On 28.01.2011, at 14:26, Edzard Egberts wrote:

> Using FLTK 1.1.3 I just found something that seems strange to me and I'm 
> not sure, whether this is a bug or missing documentation:
> 
> Fl_RGB_Image* myclass::Mk_Image() const
> {
>       std::vector< unsigned char > Array;
>       int cW, cH, cD;
>       Insert_Data(Array, cw, ch, cd);
> 
>       return new Fl_RGB_Image(&Array[0], cW, cH, cD); 
>               // Crashing Images!
> 
>       return Fl_RGB_Image(&Array[0], cW, cH, cD).copy();
>               // Okay
> }
> 
> I found, that "new Fl_RGB_Image(&Array[0], cW, cH, cD)" doesn't create 
> own memory for taking data of Array and as soon, as Array vanishs by 
> leaving Mk_Image() the image crashes (SIGSEV) when beeing used. When 
> Array is persistent, the image also stays usable. Is this desired behaviour?
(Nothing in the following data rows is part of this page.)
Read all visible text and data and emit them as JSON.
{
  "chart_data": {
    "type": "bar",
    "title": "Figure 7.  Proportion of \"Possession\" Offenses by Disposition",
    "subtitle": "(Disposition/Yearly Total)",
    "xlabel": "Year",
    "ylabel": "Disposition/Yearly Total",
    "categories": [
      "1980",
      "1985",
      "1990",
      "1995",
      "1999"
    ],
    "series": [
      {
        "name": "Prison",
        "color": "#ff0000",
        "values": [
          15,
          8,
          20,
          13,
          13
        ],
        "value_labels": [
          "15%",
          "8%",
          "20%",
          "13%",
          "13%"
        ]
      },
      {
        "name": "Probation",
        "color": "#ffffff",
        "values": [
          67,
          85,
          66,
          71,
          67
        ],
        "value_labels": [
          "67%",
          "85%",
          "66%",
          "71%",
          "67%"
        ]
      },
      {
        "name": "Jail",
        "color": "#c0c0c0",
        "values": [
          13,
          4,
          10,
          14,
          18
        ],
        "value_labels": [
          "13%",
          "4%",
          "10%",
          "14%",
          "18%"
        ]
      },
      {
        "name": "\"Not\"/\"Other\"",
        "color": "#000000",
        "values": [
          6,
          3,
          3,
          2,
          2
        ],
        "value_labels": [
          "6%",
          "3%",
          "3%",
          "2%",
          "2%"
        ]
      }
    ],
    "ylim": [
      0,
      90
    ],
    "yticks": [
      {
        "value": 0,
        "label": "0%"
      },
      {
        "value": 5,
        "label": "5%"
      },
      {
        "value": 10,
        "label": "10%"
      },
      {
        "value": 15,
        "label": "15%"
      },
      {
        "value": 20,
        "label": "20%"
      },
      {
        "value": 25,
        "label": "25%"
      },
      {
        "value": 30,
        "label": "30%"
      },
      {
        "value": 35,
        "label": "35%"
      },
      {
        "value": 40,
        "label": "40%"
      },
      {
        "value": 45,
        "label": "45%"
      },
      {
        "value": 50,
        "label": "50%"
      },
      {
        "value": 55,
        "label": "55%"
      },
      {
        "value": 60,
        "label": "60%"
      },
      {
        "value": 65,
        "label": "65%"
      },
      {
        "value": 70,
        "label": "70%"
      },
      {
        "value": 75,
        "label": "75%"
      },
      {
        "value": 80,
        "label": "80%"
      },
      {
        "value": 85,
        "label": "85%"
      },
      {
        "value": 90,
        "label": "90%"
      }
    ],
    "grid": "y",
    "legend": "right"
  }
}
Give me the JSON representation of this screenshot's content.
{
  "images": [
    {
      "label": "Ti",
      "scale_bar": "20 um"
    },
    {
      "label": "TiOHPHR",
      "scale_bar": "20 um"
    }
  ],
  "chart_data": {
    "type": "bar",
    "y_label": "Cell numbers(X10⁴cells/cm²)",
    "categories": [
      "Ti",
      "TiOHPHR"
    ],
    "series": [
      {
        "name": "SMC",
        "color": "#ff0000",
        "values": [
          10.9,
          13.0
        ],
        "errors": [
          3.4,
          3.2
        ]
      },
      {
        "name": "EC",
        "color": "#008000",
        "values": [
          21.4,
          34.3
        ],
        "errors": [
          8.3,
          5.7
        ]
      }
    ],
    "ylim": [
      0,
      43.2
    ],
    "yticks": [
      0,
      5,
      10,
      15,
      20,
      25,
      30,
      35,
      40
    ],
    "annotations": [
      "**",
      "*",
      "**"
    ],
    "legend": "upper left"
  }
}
Yes. The RGB data remains, but the image is converted into whatever the device 
needs. This can be raw RGB, but also color mapped, or RGB16, or whatever. If 
the colormap of the display changes, the device dependent bitmap must be 
recalculated using the RGB data, which must still be there at that point.

> The doc only tells:
> "
> 30.84.2.1 Fl_RGB_Image::Fl_RGB_Image (const uchar ∗ bits, int W, int H, 
> int D = 3, int LD =
>            0) [inline]
> The constructor creates a new image from the specified data.
> "
> 
> I wondered, whether LD means "Load Data", but LD= 1 doesn't seem to have 
> any effect.

LD is the line distance, the number of bytes from line start to line start. 
This is used to create small images from large RGB data chunks.